Uncorrected story about POTUS inaccessibility concludes that 118 is less than 71
Journalists make mistakes. Even careful journalists understand that the speed and complexity of breaking news makes it almost impossible to get it right the first time every time.
However, when it comes to math and data, in my experience, journalists not only get it wrong more than they should, but they’re too willing to write things that obviously make no sense, turning simple transposition errors into nonsensical expressions of fact.
And then it takes too long for them to correct.
In a well-read article that appeared last night on the Hollywood news site Deadline, the usually excellent reporters Dominic Patten and Ted Johnson wrote about skepticism that has overcome entertainment industry backers of Joe Biden following his catastrophic debate performance last Thursday night. The authors discussed how one anonymous donor complained about Biden’s failure to appear on 60 Minutes or the Sunday morning shows to stop the bleeding and address concerns about his fitness to serve.
Here’s a screenshot of the Deadline article:

You can see that they assert that “compared to his predecessors, Biden has done relatively few” with “sit-down interview(s).”
The authors go on to cite Biden’s 118 interviews as being relatively few compared to Trump doing 97 and Obama doing 71. It should have been obvious to the authors that 118 is not “relatively few” compared to 97 or 71. So it’s not just a matter of writing the number down wrong; it’s that the numbers don’t make sense.
What happened here is illustrative of how mistakes get made by journalists moving too quickly.
For the source material, the authors cited the Washington Post, which had written about the data. Data that came from Martha Joynt Kumar, a former professor of political science at Towson University and director of the White House Transition Project.
But the journalists conflated two different statistics. The 97 for Trump and 71 for Obama refers not to the number of interviews given by each; that’s the number of press conferences each had given through April of the last year of his first term. Compared to those, Biden gave a very meager 34 press conferences through the end of April in the last year of his first term.
The 118 number did indeed characterize one-on-one interviews for Biden. According to Joynt Kumar, Biden did indeed give 118 one-on-one interviews through April of the last year of his first term. But according to the same source, Trump gave 327, and Obama gave a whopping 479.
In other words, the point the reporters were trying to make – Biden is far less accessible to the press and to the public than his recent predecessors – is correct. But their numbers were completely wrong.

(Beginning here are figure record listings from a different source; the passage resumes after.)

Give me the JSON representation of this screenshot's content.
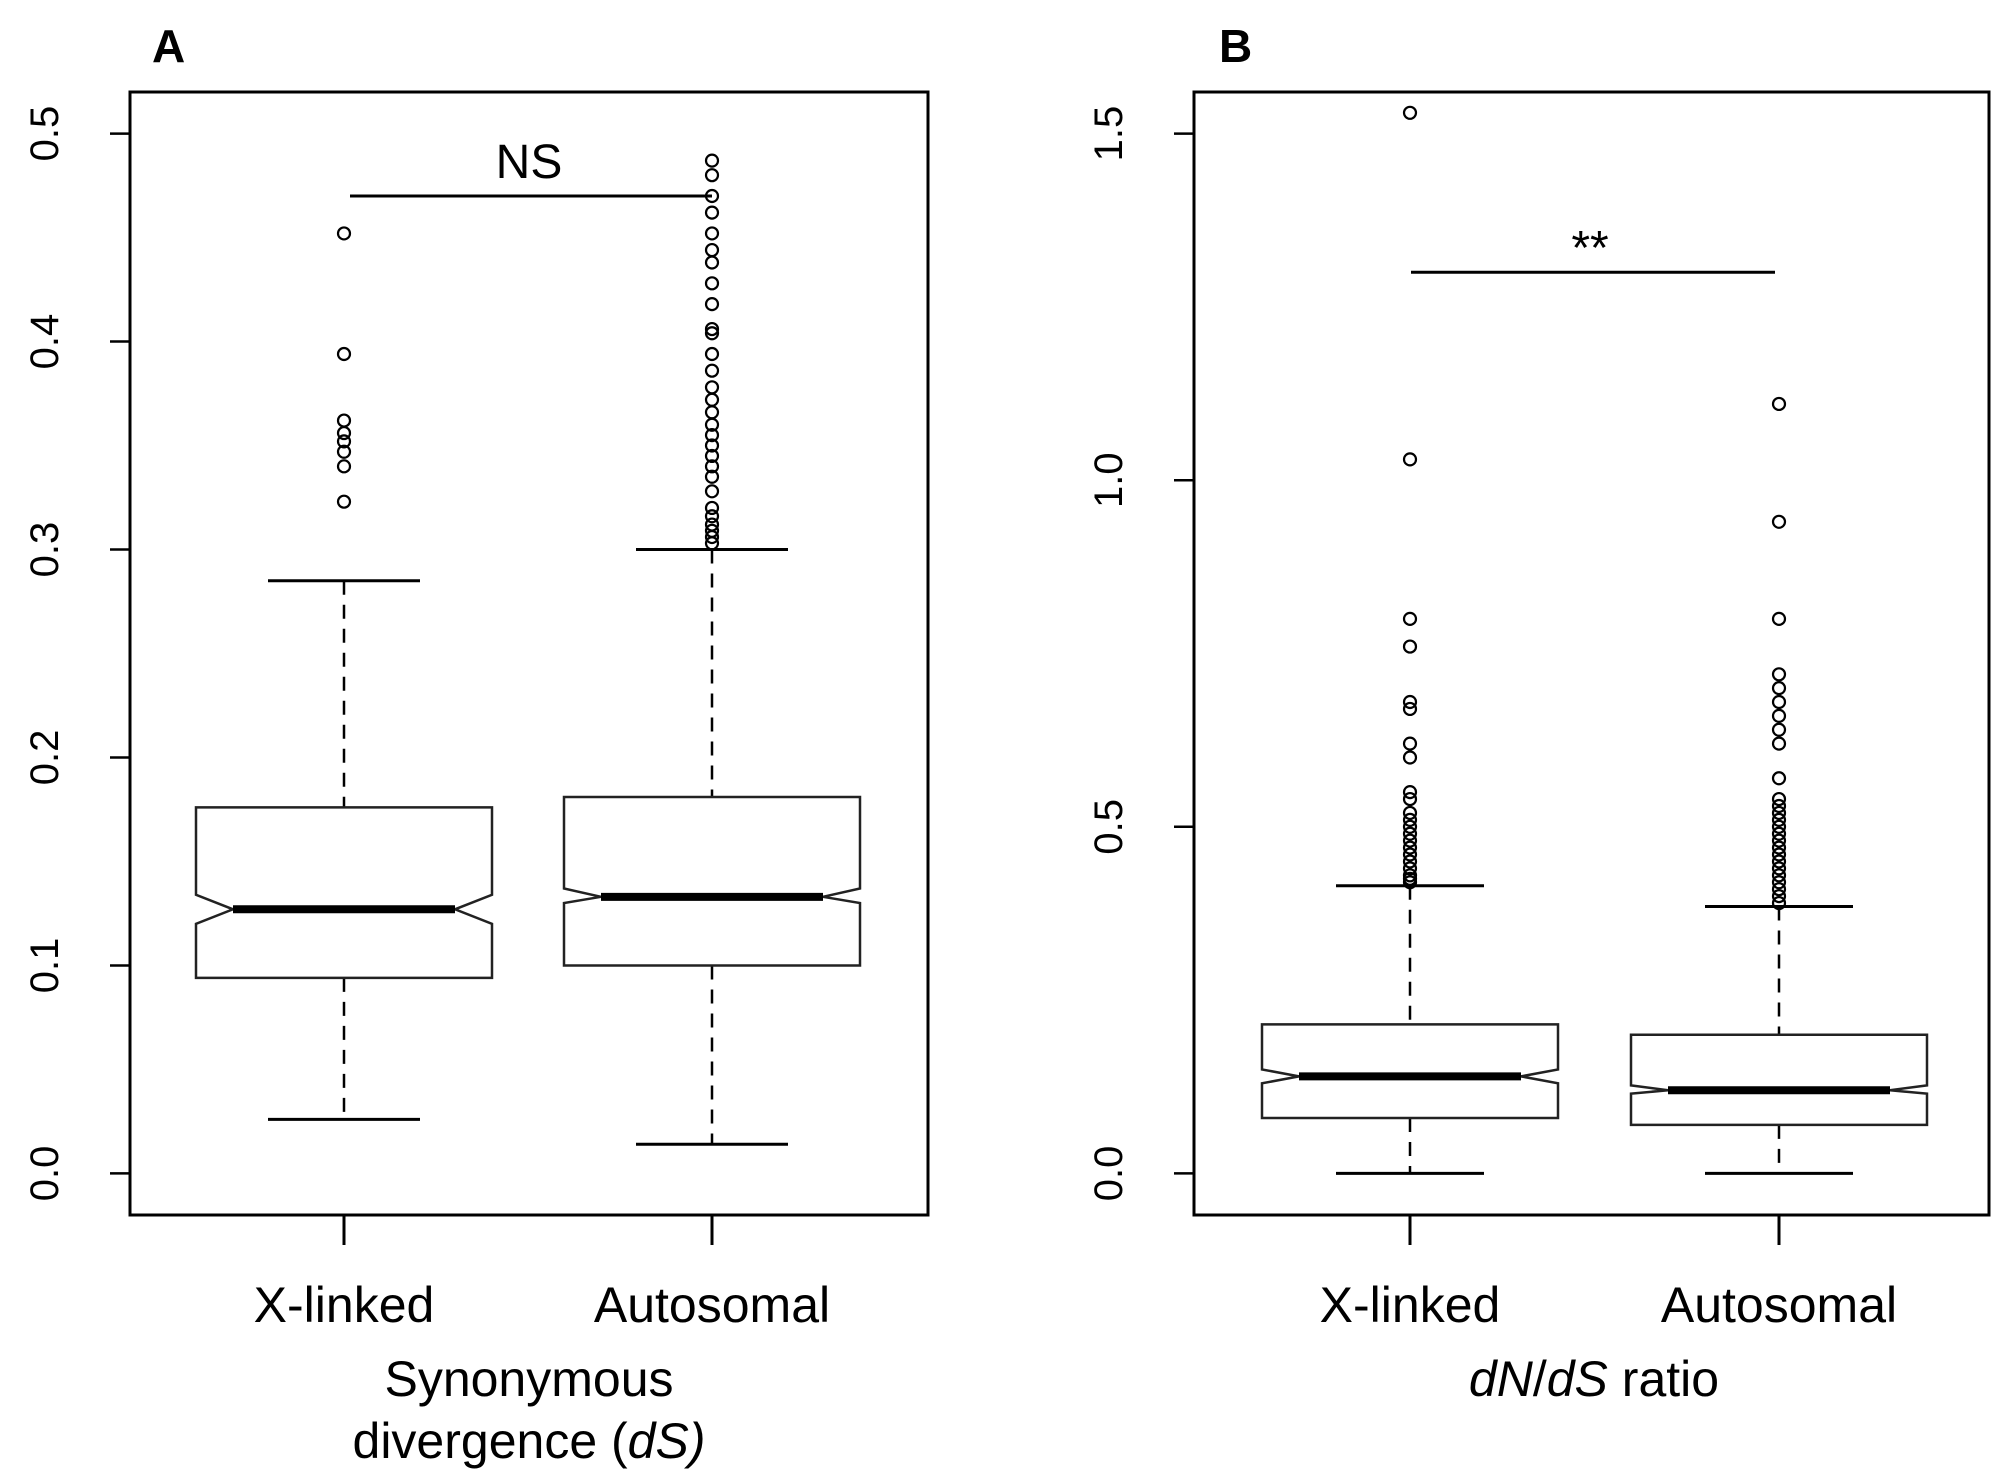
{
  "chart_data": [
    {
      "panel": "A",
      "type": "boxplot",
      "notched": true,
      "categories": [
        "X-linked",
        "Autosomal"
      ],
      "xlabel_line1": "Synonymous",
      "xlabel_line2_prefix": "divergence (",
      "xlabel_line2_italic": "dS)",
      "ylim": [
        -0.02,
        0.52
      ],
      "yticks": [
        0.0,
        0.1,
        0.2,
        0.3,
        0.4,
        0.5
      ],
      "ytick_labels": [
        "0.0",
        "0.1",
        "0.2",
        "0.3",
        "0.4",
        "0.5"
      ],
      "series": [
        {
          "name": "X-linked",
          "whisker_low": 0.026,
          "q1": 0.094,
          "median": 0.127,
          "q3": 0.176,
          "whisker_high": 0.285,
          "notch_low": 0.12,
          "notch_high": 0.134,
          "outliers": [
            0.323,
            0.34,
            0.347,
            0.352,
            0.356,
            0.362,
            0.394,
            0.452
          ]
        },
        {
          "name": "Autosomal",
          "whisker_low": 0.014,
          "q1": 0.1,
          "median": 0.133,
          "q3": 0.181,
          "whisker_high": 0.3,
          "notch_low": 0.13,
          "notch_high": 0.137,
          "outliers": [
            0.303,
            0.306,
            0.309,
            0.312,
            0.316,
            0.32,
            0.328,
            0.335,
            0.34,
            0.345,
            0.35,
            0.355,
            0.36,
            0.366,
            0.372,
            0.378,
            0.386,
            0.394,
            0.404,
            0.406,
            0.418,
            0.428,
            0.438,
            0.444,
            0.452,
            0.462,
            0.47,
            0.48,
            0.487
          ]
        }
      ],
      "significance": {
        "label": "NS",
        "y": 0.47
      }
    },
    {
      "panel": "B",
      "type": "boxplot",
      "notched": true,
      "categories": [
        "X-linked",
        "Autosomal"
      ],
      "xlabel_italic1": "dN",
      "xlabel_sep": "/",
      "xlabel_italic2": "dS",
      "xlabel_rest": " ratio",
      "ylim": [
        -0.06,
        1.56
      ],
      "yticks": [
        0.0,
        0.5,
        1.0,
        1.5
      ],
      "ytick_labels": [
        "0.0",
        "0.5",
        "1.0",
        "1.5"
      ],
      "series": [
        {
          "name": "X-linked",
          "whisker_low": 0.0,
          "q1": 0.08,
          "median": 0.14,
          "q3": 0.215,
          "whisker_high": 0.415,
          "notch_low": 0.13,
          "notch_high": 0.15,
          "outliers": [
            0.42,
            0.425,
            0.43,
            0.44,
            0.45,
            0.46,
            0.47,
            0.48,
            0.49,
            0.5,
            0.51,
            0.52,
            0.54,
            0.55,
            0.6,
            0.62,
            0.67,
            0.68,
            0.76,
            0.8,
            1.03,
            1.53
          ]
        },
        {
          "name": "Autosomal",
          "whisker_low": 0.0,
          "q1": 0.07,
          "median": 0.12,
          "q3": 0.2,
          "whisker_high": 0.385,
          "notch_low": 0.115,
          "notch_high": 0.127,
          "outliers": [
            0.39,
            0.4,
            0.41,
            0.42,
            0.43,
            0.44,
            0.45,
            0.46,
            0.47,
            0.48,
            0.49,
            0.5,
            0.51,
            0.52,
            0.53,
            0.54,
            0.57,
            0.62,
            0.64,
            0.66,
            0.68,
            0.7,
            0.72,
            0.8,
            0.94,
            1.11
          ]
        }
      ],
      "significance": {
        "label": "**",
        "y": 1.3
      }
    }
  ]
}
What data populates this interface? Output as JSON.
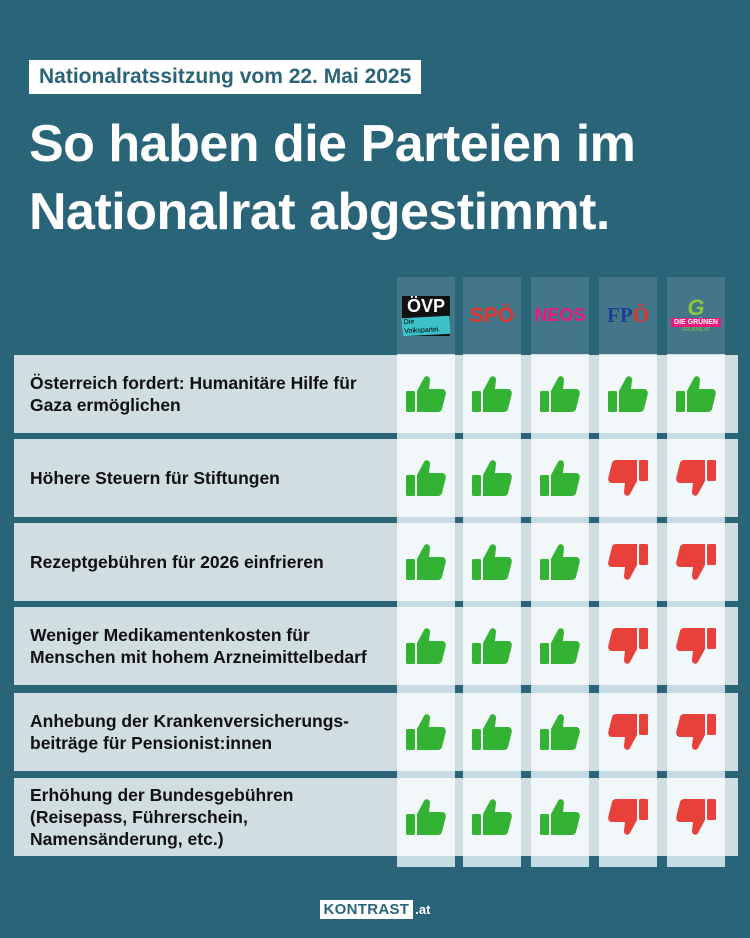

This was not some obscure story that no one read. The authors included powerful and persuasive inside-the-room anecdotes from an anonymous source who was allegedly an attendee at the Michele and Rob Reiner fundraiser for Biden on Saturday night with special guest Kamala Harris, just two days after the calamitous debate appearance last Thursday.
But when you’re going to quote anonymous sources, especially those expressing criticism, the bar for printing reliable information should be that much higher.
And this story was presumably much better read than the insider Hollywood stuff normally featured in Deadline because it earned a link on the Drudge Report, which usually sends a firehose of those who care about politics in the direction of any story it recommends.
The story went up yesterday at 6:43 PM and yet today at 4:20 PM EST, it remained, nonsensical framing and all.
In an age of deep fakes and fake news and deep fake news, it’s more important than ever to slow down a minute and ask, “Does this make sense? Do the numbers I’m citing even support the conclusion I’m drawing?” Here’s hoping the hard-working, well-meaning journalists covering this November’s elections treat themselves — and their readers — to those few extra moments that separate fact from fiction.


The numbers of appearances do not reflect the one-on-one interviews’ gross audiences. Kumar would have to have had a spreadsheet showing day, date, outlet and the interviews ratings next to each candidate’s interview to know how many people it reached individually and in total vs a meaningless, these days, number of total spots. This is no different than an ad agency has to provide for their client’s TV schedule.